For a while, it really annoyed me. But then I realized, you can not prevent people from making bad comments about you. Who says the world is a friendly place?
Filmmakers suffer from more critical attacks today. Back when the
internet wasn't as widely used as stonewashed jeans or facial oil
paper, they would only get bashed in printed materials. But now
everybody can publish their opinion about a movie. Everybody has a
blog. Anybody can add comments on the Internet Movie Database.
And everybody tends to hate a movie today. Contrary to public opinion,
I hate to hate a movie. Everytime I have to write a bad review for my
column at The Jakarta Post,
I feel like I have betrayed the form of art that has inspired, even
saved my life so many times. Of course, it feels so good when I write a
good review for a good movie.
After I become a filmmaker myself, I know
how it feels to be critized ( read what those who hate my first movie had to say here). Shortly after my directorial debut
was released, I thought about quitting my job as a professional film
critic. But then I discovered that I could appreciate a movie better
than before I became a filmmaker. I shouldn't quit now. Not that when I
(slightly) begin to get a hang on the craft. Strangely, being on both
sides, I love movies more than ever. Now I think I can get more out of
a movie. Now my believe is even firmer: if you can love a movie
and other people can't, it's their lost. If I don't like a movie, it's
my lost, too.
There's an article in this month's issue of Behind The Screen magazine
about the lack of fresh ideas in Indonesian movies. What tickled me
wasn't the fact that our local filmmakers seem to be unaware of so many
sources for stories (when someone asked me for a story idea, I would
flip through the pages of Pos Kota and picked one of many interesting
stories, including about a phone sex lady who died after accidentally
strangled herself with the phone cord while spinning around on her
chair), but its comment about we shouldn't make more movies about love:
"We hope that the tendency (to focus
the story on love) should not continue. At least, after Mira Lesmana
and Riri Riza release GIE which has a considerably new theme. Love
stories should not become the focus, it should stay only as a sweetener
of the whole story."
I checked the list of my favorite films. Punch-Drunk Love, True
Romance, Eternal Sunshine of the Spotless Mind, Beautiful Thing, Crying
Game, Bring It On. All of them are about love (well, perhaps not Bring
It On which tells the story of cheerleaders who seem to be on acid
which should be an acceptable subsitute for love).

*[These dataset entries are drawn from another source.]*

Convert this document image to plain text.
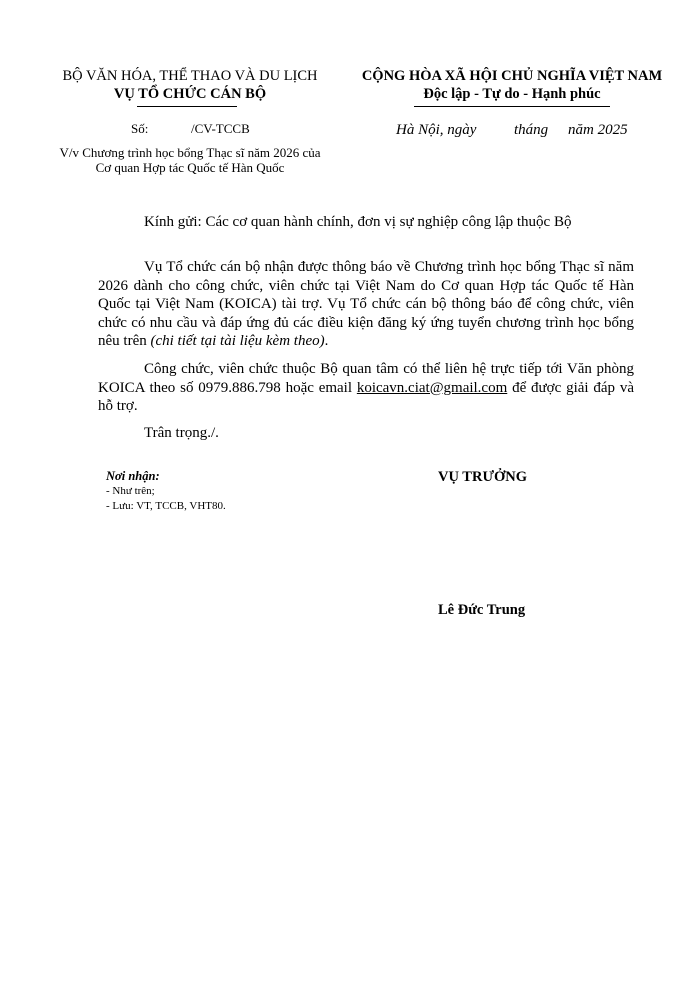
BỘ VĂN HÓA, THỂ THAO VÀ DU LỊCH
VỤ TỔ CHỨC CÁN BỘ
Số:	/CV-TCCB
V/v Chương trình học bổng Thạc sĩ năm 2026 của
Cơ quan Hợp tác Quốc tế Hàn Quốc
CỘNG HÒA XÃ HỘI CHỦ NGHĨA VIỆT NAM
Độc lập - Tự do - Hạnh phúc
Hà Nội, ngày	tháng năm 2025
Kính gửi: Các cơ quan hành chính, đơn vị sự nghiệp công lập thuộc Bộ
Vụ Tổ chức cán bộ nhận được thông báo về Chương trình học bổng Thạc sĩ năm 2026 dành cho công chức, viên chức tại Việt Nam do Cơ quan Hợp tác Quốc tế Hàn Quốc tại Việt Nam (KOICA) tài trợ. Vụ Tổ chức cán bộ thông báo để công chức, viên chức có nhu cầu và đáp ứng đủ các điều kiện đăng ký ứng tuyển chương trình học bổng nêu trên (chi tiết tại tài liệu kèm theo).
Công chức, viên chức thuộc Bộ quan tâm có thể liên hệ trực tiếp tới Văn phòng KOICA theo số 0979.886.798 hoặc email koicavn.ciat@gmail.com để được giải đáp và hỗ trợ.
Trân trọng./.
Nơi nhận:
- Như trên;
- Lưu: VT, TCCB, VHT80.
VỤ TRƯỞNG
Lê Đức Trung
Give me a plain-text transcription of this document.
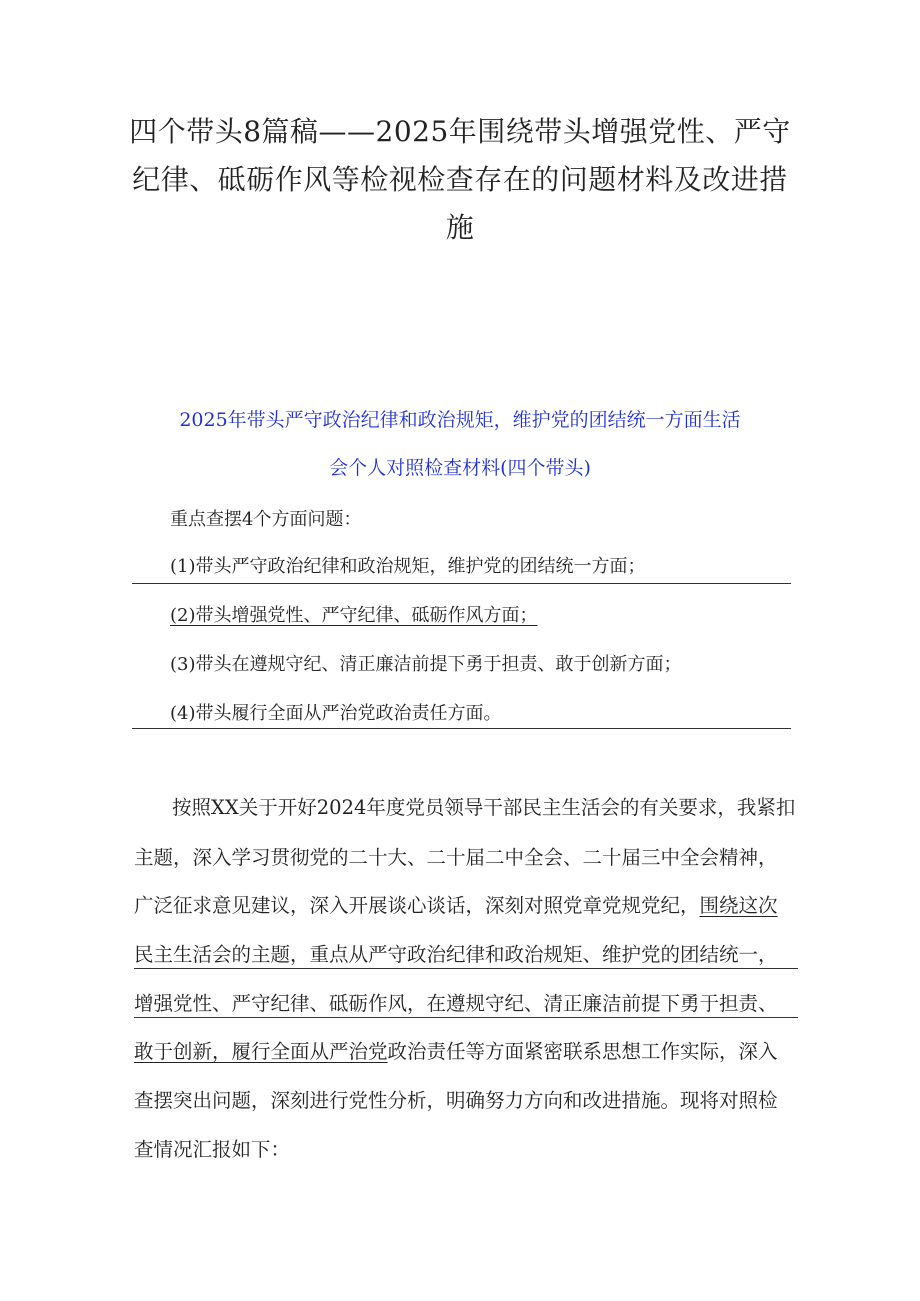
四个带头8篇稿——2025年围绕带头增强党性、严守
纪律、砥砺作风等检视检查存在的问题材料及改进措
施

2025年带头严守政治纪律和政治规矩，维护党的团结统一方面生活

会个人对照检查材料(四个带头)

重点查摆4个方面问题：

(1)带头严守政治纪律和政治规矩，维护党的团结统一方面；

(2)带头增强党性、严守纪律、砥砺作风方面；

(3)带头在遵规守纪、清正廉洁前提下勇于担责、敢于创新方面；

(4)带头履行全面从严治党政治责任方面。

按照XX关于开好2024年度党员领导干部民主生活会的有关要求，我紧扣

主题，深入学习贯彻党的二十大、二十届二中全会、二十届三中全会精神，

广泛征求意见建议，深入开展谈心谈话，深刻对照党章党规党纪，围绕这次

民主生活会的主题，重点从严守政治纪律和政治规矩、维护党的团结统一，

增强党性、严守纪律、砥砺作风，在遵规守纪、清正廉洁前提下勇于担责、

敢于创新，履行全面从严治党政治责任等方面紧密联系思想工作实际，深入

查摆突出问题，深刻进行党性分析，明确努力方向和改进措施。现将对照检

查情况汇报如下：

As cynical and jaded as I can be, I can never imagine suggesting
filmmakers to stop making films about love. I mean, Cannibal Holocaust
was one hell of an experience for me but if I have to watch more movies
like that, I'm gonna grow roots and leaves, join the plants and
separate myself from the rest of humanity.
I'd say let's make more movies about love. Put more of kissing scenes
until our beloved censorship board get tired of snipping them off.
Since when a kissing scene has become so harmful? Aa Gym said a kiss
always lead to sex. Hmmm... I know a lot of people who fuck but will
not kiss. Apart from they're being paranoid if people will find out
that they have bad breath from eating dirty socks for breakfast, a lot
will agree than a kiss is more intimate than sex. So show more
kisses on screen, please.
It's only love. What are those people so afraid of?
Desperately trying to find an opening for my new script. Opening is the
hardest (and middle is the most frustrating, and ending is the most
dangerous since you'll want to end it as soon as possible). The bottom
line is, writing a script is always difficult and it doesn't get easier
by time. Once you are familiar with the usual trappings, you'll get
more frustrated since the are less and less ways out. May be I
shouldn't be writing scripts. There are already too many movies. Why
bother writing more movies. I guess I'm just in the middle of a
frustration.
But I've been listening to songs that should give soul to the script.
I'm suppossed to write a children movie. But the songs in my playlist
are those from Elliott Smith, Can, Bright Eyes, and the likes. I hope
the script won't end up promoting suicides among children.